Coyotes aren’t hunted much in Cook County.
“The only predators are cars, and people like me,” said Steve Stronk, a Crete man who is called in, usually by governments, to trap and euthanize coyotes when they get too familiar with people.
That’s happening, he said, because “people are feeding them on purpose, and also not on purpose.
“They’re not here because they like us,” he said. “They’re here because we’re offering something they need.”
He and the other coyote experts say that the human feeding of coyotes ranges from people who actually attempt to feed the animals by hand, to those whose bird feeding attracts rabbits and other small animals that bring the coyotes into back yards.
In between are those who put out food for their dogs to eat outside, and others who put out food expressly for coyotes.
“People have good intentions. They don’t know better,” Bob Bluett said of coyote feeders. “But they’ve almost sentenced that coyote to death.”
In Glencoe and many other suburbs, emboldened coyotes are occasionally trapped and euthanized. In Illinois, as in most places, coyotes aren’t relocated. No one wants them, and they go back to where they’re comfortable, anyway.
But “If you just remove the animal, and don’t stop the feeding, you have not stopped the problem,” Gehrt said.
“That’s the big issue: [Someone is] feeding this coyote, and three blocks down, where they don’t know anybody’s feeding it, that’s where the issue’s at,” Stronk said.
“I get calls all the time that people see coyotes,” Glencoe’s Sweeney said. “The calls are starting to get more concentrated: They’ve come after me, they’ve chased me and my dog, they’re looking in the back door, they’re looking in the window, waiting for me to take the dog out.”
Gehrt and the state experts say that the bolder coyotes don’t attack dogs for food. Having lost their fear of people, their territorial instincts have been allowed to take over.
“When coyotes are killing a domestic dog ... it’s a matter of competition, territory,” Stronk said.
“They don’t look at it as Muffy the pet, they look at it as competition for food.”
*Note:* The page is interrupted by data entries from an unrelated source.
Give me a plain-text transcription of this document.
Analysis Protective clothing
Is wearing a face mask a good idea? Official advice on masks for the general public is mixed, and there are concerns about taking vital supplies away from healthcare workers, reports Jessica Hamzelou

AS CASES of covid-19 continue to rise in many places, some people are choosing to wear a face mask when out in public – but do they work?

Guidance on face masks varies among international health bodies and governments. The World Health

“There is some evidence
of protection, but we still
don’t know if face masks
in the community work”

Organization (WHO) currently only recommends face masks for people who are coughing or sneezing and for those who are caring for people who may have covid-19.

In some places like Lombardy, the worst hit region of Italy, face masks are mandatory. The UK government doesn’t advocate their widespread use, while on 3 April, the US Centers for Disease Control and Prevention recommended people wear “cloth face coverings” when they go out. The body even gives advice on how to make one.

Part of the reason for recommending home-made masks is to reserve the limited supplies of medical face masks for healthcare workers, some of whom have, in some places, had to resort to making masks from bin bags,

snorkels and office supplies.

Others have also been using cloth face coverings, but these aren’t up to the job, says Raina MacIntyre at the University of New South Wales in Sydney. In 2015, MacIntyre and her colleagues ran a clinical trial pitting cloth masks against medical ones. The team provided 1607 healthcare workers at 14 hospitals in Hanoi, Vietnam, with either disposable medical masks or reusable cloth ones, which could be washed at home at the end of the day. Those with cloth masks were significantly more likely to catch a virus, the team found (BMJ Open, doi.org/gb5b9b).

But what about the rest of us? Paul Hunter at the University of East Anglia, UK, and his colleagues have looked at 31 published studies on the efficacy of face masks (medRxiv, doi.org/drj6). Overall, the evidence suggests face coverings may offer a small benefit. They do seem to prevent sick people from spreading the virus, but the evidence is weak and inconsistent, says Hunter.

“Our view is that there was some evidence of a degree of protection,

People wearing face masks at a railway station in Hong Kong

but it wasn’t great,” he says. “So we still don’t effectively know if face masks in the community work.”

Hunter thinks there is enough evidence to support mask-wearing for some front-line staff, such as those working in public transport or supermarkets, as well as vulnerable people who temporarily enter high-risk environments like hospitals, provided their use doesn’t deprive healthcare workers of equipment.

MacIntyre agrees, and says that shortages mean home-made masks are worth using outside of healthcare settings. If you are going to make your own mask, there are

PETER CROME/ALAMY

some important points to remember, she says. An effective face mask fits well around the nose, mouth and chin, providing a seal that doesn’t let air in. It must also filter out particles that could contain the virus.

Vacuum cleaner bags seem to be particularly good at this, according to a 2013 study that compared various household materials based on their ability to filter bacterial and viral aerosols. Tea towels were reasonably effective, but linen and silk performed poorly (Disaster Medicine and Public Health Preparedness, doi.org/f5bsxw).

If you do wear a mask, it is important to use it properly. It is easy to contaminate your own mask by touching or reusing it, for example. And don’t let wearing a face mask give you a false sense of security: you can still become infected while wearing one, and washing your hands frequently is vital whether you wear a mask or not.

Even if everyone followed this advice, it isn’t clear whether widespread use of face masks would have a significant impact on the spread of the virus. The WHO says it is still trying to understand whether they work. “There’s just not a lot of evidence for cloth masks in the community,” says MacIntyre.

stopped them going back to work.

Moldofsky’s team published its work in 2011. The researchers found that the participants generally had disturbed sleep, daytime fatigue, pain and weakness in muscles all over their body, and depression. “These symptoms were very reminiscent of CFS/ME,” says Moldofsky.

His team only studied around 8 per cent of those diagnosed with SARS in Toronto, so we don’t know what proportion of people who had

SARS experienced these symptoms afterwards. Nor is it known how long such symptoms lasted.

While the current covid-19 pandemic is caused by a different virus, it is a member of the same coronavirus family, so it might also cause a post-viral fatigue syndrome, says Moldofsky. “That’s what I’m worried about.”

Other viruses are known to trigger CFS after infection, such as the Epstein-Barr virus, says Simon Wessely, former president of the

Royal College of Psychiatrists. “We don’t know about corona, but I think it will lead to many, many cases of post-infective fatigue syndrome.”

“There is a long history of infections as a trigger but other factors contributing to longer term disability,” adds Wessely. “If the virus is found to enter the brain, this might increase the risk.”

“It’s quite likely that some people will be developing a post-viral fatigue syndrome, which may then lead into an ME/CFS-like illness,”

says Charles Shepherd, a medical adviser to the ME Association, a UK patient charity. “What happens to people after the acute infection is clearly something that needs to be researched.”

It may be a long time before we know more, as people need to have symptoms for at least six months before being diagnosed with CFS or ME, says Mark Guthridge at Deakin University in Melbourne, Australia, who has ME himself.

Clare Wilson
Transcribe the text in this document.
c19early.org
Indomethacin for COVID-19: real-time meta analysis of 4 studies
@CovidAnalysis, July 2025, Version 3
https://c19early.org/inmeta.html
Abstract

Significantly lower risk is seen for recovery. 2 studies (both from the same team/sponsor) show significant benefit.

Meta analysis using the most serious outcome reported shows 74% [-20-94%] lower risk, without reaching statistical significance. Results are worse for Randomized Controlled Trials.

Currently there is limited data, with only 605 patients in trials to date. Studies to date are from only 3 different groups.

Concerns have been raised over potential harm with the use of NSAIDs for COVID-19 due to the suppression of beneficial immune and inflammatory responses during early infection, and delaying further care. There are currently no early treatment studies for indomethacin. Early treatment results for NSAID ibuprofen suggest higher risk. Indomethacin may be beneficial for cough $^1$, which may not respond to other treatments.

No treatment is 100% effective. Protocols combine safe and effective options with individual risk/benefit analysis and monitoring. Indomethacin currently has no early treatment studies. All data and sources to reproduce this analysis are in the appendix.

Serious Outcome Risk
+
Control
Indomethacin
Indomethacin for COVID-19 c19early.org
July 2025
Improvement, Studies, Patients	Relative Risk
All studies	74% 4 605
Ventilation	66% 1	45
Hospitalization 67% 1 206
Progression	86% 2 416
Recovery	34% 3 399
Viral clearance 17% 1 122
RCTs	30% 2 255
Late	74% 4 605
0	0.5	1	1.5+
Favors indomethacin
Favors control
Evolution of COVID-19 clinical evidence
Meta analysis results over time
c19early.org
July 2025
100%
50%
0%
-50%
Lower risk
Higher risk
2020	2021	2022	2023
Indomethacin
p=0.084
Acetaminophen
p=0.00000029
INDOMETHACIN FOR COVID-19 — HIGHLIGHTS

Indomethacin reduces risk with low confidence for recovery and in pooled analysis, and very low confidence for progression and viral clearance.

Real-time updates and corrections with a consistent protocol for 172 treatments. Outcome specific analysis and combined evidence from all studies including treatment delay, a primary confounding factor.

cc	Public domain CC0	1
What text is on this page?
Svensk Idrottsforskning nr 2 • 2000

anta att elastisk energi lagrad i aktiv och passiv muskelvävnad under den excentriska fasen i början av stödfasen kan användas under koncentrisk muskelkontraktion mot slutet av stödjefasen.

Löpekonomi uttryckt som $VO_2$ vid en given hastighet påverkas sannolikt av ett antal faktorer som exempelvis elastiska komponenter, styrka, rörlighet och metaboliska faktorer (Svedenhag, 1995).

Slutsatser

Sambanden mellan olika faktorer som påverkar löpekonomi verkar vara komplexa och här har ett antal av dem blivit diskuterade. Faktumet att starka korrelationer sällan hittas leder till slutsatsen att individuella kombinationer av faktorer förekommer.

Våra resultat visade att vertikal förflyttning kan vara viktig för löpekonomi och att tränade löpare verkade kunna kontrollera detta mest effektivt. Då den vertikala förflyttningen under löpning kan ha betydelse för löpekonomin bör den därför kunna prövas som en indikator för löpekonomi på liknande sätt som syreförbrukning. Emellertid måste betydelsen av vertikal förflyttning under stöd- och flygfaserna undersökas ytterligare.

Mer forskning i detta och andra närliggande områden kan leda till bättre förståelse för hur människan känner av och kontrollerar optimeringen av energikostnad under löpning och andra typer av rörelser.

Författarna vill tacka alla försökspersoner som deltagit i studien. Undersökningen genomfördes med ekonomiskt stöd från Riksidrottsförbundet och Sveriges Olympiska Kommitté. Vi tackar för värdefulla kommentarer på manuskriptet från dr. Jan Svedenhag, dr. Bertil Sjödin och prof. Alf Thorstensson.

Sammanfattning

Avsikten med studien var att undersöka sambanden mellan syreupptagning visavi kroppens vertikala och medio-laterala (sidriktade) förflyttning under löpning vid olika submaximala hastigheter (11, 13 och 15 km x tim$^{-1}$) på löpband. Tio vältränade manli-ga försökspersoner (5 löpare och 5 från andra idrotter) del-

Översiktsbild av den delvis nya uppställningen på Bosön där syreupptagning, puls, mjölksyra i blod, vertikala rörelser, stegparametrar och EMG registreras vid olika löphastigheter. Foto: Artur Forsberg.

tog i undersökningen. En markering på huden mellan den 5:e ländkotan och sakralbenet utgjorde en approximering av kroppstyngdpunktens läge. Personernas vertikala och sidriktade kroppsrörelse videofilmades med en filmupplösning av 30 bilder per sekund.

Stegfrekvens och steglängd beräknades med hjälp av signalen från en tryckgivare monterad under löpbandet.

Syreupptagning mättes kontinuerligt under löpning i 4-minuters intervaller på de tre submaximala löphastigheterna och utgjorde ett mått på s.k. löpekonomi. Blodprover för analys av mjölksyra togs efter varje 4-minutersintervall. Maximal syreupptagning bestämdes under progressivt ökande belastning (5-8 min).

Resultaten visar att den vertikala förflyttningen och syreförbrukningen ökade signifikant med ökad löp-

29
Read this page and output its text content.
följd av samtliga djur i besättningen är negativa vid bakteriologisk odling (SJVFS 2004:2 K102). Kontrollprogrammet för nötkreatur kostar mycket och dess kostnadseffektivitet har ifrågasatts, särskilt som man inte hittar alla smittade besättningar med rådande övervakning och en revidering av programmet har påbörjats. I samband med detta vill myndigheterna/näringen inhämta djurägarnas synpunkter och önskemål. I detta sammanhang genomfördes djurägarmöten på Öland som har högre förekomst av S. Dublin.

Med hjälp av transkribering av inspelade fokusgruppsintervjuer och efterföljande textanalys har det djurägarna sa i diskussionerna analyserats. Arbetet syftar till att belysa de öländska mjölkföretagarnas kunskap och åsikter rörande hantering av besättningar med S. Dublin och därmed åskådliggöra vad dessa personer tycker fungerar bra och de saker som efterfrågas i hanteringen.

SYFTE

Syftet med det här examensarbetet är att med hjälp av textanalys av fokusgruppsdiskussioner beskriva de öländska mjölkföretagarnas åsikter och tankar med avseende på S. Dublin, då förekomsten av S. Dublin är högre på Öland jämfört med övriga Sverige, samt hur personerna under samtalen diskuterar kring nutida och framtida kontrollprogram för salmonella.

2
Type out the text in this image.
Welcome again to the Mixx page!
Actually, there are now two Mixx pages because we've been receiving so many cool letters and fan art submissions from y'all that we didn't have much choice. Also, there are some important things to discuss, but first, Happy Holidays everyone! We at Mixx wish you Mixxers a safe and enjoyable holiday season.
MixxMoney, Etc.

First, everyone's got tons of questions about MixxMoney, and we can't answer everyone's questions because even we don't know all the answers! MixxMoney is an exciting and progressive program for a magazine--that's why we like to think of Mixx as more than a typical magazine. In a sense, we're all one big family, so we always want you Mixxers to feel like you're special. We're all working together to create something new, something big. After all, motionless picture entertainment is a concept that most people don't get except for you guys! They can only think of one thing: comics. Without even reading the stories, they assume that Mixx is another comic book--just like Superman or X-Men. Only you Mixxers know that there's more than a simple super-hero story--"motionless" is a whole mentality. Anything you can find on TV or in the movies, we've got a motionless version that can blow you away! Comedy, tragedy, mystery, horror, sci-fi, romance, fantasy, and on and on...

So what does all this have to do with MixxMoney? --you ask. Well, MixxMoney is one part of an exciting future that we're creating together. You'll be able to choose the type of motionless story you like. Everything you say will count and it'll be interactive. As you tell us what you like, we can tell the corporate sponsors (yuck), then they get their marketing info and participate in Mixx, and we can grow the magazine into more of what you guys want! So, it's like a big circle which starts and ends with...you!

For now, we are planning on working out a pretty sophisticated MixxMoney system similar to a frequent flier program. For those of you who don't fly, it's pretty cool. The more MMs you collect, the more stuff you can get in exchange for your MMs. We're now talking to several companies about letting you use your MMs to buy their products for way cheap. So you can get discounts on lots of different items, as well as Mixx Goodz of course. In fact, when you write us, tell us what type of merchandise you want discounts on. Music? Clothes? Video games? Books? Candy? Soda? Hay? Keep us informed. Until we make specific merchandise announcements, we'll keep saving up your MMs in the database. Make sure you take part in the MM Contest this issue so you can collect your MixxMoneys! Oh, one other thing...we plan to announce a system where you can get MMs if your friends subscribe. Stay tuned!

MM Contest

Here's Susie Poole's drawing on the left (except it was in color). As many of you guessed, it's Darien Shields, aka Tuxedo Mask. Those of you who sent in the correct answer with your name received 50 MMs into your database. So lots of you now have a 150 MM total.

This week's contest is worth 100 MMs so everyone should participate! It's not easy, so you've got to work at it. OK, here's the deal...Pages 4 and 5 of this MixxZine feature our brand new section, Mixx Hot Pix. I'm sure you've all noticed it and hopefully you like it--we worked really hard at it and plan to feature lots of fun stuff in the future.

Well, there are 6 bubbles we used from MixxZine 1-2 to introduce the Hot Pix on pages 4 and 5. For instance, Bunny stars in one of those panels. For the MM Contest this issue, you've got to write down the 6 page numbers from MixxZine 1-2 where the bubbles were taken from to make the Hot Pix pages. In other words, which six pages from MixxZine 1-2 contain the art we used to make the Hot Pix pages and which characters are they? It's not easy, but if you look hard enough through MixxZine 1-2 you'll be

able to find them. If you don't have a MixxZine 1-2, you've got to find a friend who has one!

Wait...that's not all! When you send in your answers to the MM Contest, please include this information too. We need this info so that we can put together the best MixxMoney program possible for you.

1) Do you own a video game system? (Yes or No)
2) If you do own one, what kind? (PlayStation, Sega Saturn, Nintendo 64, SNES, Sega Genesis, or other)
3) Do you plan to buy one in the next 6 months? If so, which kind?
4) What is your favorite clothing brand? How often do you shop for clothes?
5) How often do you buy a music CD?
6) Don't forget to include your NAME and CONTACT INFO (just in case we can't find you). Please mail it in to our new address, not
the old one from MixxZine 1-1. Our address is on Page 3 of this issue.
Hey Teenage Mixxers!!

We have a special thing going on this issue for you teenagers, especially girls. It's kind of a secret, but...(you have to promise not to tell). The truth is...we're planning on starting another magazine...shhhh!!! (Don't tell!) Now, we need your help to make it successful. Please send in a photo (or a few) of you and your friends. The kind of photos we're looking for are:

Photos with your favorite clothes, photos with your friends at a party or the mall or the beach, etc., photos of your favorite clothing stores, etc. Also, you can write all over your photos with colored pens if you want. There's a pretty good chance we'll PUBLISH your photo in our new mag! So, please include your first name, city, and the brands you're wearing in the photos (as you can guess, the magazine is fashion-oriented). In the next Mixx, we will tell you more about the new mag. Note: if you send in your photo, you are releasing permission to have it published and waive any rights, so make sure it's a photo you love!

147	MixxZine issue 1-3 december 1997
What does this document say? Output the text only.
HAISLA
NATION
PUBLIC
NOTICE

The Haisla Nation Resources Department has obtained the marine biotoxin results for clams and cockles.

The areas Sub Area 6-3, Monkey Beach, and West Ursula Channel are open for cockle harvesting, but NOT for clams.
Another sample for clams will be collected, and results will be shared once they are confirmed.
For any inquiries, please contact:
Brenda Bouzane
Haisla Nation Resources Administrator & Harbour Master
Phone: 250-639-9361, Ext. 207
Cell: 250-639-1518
Stronk said he dislikes removing coyotes, and first tries to get complainants to yell and throw things at the animals to keep them away.
Sweeney said dog-walkers should keep their dogs on a short, non-retractable leash. The retractables won’t hold your dog when he’s spooked by a coyote, she said.
And if bird feeders are attracting small mammals, before long, they will attract coyotes, too — especially if woods are nearby, she said.
Suburbanites might as well learn to live with coyotes, Gehrt said. There’s been only one report of a coyote killing a human being in modern American history, and as for bites, “there are usually three to five incidents a year across North America. They’re usually very minor, and almost all of the cases have been preceded by feeding” by the bitten person.
“It’s very difficult to control the coyote population,” he said. “I don’t think it’s ever really been controlled anywhere.”
In Los Angeles, after decades of urban coyote activity, “there’s a certain level of acceptance,” he said. “The level of anxiety and concern is much higher in the Midwest.”
As long as there are geese on the golf courses, there will probably be coyotes there, too, Masse said. As long as there are deer and rabbits in the forest preserves, coyotes will hunt them.
“They’re going to be here forever,” Stronk said.